Se si rileggono le altissime pagine del prologo de Il Giardino dei Finzi Contini o quelle struggenti della scelta finale di Micòl possiamo ben capire che Ferrara si affida non più alla memoria poetante dell'autore, ma diventa parte integrante dell'io come l'assoluto spazio-temporale di un narratore che ha saputo ancora una volta trarre dalla provincia, reinventandola, il senso epifanico di una scrittura che fa uscire dalle mura di Ferrara personaggi, situazioni, cose, per affidarli al senso e al valore della contemporaneità.


Giorgio Bassani al tennis Club Marfisa con Portia Prebys, Claudio e Fiammetta Varese, e Gianni Venturi.Due aspetti, dunque, di Ferrara che Bassani non ha voluto né potuto fondere perché sono complementari: da una parte la piccola città di provincia che vive ancora di un retaggio culturale altissimo e affidata nel tempo della tragedia storica a una classe sociale a cui l'autore appartiene; dall'altra, la Ferrara personaggio del romanzo totale in cui la storia è vista come in uno specchio che riflette la vita e la ripropone non nella sua ambiguità, angustia mentale e morale, nel suo provincialismo, ma attraverso la memoria giudicante (non quella involontaria proustiana) che eleva le piccole e grandi cronache a emblema, a giudizio e talvolta a pietas, secondo un modello altissimo e amatissimo che fa della Firenze di Dante, della ferita dell'esilio, il modo e il mezzo di attingere lo sguardo sereno della classicità.

La disperazione, la vocazione alla morte dell'Edgardo Limentani de L'airone, il romanzo forse più complesso e diverso di Bassani, rappresentano la constatazione che, nonostante tutto, la ferita non può essere rimarginata.
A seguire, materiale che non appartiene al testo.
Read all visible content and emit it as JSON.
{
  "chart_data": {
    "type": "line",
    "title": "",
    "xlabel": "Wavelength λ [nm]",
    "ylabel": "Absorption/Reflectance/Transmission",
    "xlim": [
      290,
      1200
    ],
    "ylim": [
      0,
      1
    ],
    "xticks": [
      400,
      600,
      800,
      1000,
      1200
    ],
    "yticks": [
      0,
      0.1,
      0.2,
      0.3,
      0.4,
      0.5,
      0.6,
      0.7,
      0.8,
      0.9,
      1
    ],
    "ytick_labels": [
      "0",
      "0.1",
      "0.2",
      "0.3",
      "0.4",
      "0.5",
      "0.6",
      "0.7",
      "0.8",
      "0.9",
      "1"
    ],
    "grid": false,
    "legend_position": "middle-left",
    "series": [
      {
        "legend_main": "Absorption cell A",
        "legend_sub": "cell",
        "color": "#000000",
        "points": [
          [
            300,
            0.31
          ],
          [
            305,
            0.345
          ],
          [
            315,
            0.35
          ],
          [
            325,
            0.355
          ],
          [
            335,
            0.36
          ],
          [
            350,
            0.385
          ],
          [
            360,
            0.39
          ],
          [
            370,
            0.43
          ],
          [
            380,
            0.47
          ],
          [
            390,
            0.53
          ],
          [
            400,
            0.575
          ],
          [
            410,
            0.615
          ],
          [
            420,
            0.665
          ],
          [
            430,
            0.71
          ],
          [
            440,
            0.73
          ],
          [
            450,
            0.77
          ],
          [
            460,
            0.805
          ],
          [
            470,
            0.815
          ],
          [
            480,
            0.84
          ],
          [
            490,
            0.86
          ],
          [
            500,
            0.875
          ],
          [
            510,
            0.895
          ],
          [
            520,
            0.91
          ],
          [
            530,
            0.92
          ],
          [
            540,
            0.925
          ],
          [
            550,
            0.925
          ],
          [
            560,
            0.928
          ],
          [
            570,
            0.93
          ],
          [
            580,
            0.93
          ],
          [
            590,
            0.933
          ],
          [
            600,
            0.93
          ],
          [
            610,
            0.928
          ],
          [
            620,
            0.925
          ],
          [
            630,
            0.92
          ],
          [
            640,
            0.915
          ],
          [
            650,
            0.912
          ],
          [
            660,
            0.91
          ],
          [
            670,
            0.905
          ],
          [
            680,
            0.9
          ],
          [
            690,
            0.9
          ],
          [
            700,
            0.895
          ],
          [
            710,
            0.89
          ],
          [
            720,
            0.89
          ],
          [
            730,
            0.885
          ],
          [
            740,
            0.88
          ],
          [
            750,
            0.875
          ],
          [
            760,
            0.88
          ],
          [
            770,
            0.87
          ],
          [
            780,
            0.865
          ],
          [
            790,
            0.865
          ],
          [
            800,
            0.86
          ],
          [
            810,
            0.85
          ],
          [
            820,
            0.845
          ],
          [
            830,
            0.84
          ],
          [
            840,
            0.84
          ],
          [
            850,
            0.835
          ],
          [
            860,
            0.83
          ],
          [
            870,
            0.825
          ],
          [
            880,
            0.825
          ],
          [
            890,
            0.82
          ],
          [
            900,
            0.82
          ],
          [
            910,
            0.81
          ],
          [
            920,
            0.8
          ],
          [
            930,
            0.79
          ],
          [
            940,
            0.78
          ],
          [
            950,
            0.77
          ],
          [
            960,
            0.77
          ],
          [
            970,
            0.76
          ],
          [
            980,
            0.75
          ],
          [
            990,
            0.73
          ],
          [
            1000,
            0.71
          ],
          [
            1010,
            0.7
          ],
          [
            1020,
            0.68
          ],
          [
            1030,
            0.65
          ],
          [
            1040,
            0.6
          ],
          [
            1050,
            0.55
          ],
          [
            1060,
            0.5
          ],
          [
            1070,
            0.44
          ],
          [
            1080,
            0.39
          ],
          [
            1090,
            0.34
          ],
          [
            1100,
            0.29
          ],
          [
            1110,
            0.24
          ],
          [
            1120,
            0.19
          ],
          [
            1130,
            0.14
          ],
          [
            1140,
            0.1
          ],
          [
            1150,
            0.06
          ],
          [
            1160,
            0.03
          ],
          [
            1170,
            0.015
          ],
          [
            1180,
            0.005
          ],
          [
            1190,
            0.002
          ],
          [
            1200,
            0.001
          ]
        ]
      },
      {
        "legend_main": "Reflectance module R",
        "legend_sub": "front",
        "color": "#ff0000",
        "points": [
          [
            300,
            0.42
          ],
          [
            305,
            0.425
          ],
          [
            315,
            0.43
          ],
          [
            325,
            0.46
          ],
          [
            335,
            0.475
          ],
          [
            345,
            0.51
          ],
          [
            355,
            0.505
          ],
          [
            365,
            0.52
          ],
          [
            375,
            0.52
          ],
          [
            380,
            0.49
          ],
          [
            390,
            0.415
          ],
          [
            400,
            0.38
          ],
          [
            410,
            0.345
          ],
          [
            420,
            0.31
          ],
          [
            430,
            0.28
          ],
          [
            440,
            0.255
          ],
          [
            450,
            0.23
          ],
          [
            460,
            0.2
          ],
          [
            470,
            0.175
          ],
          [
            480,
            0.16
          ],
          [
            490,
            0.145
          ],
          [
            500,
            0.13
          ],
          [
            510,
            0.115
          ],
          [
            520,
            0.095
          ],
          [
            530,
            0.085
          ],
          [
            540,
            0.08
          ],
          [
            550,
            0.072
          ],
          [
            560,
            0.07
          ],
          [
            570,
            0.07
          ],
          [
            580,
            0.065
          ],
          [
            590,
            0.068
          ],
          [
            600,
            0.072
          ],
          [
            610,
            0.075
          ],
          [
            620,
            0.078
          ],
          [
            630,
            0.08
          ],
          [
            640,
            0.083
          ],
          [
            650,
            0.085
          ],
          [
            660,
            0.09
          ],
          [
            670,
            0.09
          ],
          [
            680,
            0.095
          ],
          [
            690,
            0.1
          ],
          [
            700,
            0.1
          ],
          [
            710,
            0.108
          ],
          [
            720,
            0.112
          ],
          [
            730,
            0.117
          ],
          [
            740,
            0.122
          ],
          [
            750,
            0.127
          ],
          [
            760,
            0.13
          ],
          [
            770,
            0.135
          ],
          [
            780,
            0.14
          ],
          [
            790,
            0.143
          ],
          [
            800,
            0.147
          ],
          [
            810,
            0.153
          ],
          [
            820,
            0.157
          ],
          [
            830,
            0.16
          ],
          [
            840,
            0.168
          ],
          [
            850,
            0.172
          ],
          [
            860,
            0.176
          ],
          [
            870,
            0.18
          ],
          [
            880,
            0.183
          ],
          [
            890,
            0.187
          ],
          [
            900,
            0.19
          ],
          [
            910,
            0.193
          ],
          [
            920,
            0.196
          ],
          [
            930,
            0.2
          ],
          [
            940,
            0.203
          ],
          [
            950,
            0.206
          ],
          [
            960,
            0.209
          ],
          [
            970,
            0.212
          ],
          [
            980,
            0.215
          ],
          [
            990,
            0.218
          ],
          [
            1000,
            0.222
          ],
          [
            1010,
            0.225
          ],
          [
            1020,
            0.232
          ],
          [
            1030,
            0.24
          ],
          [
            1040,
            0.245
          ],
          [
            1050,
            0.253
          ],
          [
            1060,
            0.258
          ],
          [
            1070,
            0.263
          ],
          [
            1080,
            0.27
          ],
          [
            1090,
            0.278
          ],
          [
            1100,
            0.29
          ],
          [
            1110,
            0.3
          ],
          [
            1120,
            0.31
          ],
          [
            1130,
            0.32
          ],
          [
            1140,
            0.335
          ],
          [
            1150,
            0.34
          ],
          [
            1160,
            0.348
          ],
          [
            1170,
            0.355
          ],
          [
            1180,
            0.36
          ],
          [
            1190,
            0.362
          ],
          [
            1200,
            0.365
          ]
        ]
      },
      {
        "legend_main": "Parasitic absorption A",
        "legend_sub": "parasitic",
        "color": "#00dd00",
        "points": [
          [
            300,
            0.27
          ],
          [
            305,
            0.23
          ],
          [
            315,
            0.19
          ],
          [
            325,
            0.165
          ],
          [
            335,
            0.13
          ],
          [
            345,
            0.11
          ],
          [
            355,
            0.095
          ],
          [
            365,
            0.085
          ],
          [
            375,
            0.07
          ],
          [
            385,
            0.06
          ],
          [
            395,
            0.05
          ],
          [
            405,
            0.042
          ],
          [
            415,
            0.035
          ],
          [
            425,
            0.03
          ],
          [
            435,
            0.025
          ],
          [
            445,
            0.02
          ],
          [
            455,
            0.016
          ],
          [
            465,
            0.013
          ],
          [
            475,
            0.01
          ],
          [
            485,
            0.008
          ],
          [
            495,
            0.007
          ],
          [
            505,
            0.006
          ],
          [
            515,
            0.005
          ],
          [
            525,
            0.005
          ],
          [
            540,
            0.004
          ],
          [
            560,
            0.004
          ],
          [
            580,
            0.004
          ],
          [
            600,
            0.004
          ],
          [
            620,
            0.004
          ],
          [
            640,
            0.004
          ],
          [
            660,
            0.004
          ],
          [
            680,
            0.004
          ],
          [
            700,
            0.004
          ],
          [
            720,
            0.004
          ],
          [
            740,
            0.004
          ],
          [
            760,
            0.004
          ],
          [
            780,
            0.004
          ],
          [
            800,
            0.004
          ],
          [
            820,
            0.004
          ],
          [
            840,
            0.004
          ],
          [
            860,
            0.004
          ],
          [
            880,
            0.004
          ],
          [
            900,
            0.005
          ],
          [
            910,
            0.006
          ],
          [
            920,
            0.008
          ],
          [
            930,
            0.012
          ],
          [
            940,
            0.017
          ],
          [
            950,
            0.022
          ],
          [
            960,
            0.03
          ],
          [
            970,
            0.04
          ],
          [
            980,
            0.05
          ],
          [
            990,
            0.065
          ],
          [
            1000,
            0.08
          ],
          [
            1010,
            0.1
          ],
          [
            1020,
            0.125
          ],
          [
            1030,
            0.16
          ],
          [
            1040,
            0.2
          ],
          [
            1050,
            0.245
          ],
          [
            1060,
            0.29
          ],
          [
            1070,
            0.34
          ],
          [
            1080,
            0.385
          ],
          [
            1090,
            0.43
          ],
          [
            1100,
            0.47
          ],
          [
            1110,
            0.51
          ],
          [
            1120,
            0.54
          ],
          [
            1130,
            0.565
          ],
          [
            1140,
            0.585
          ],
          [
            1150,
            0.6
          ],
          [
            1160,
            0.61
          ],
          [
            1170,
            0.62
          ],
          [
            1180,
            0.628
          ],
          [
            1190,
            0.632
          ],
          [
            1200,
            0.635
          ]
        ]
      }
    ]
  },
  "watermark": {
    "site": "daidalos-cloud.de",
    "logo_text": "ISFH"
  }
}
Quel protagonista, agrario, raffinato borghese, cultore della morte come rito della sua classe, la caccia, non sa se può riconoscersi in un giudizio etico e insegue dunque il vagheggiamento di un nulla provocato dalla morte, provocato dalla noia, da ciò che un tempo si chiamava ennui, la noia esistenziale. Ecco perché Edgardo non è una proiezione di Bassani, ma il giudizio dello scrittore sulla Ferrara storica. Le mura non salvano dalla bufera della storia, solo l'arte può riportare il soffio della vita nella città murata attraverso la compassione e il classico distacco della memoria poetante.

Note

1. In risposta (VI), in Giorgio Bassani, Opere, a cura di Roberto Cotroneo, I Meridiani, Mondadori, Milano, 1988, p. 1326. Le citazioni nel testo sono tratte da tale edizione.
2. In Epitaffio., pp. 1417-18.
3. Ivi, pp. 1430-32.
4. Intervento di Bassani negli atti del convegno La cultura ferrarese fra le due guerre. Dalla scuola Metafisica a "Ossessione", a cura di W. Moretti, Cappelli, Bologna, 1980, p. 216.
5. Qualche appunto per una tavola rotonda, p. 1307.
6. Il giardino dei Finzi Contini, p. 578.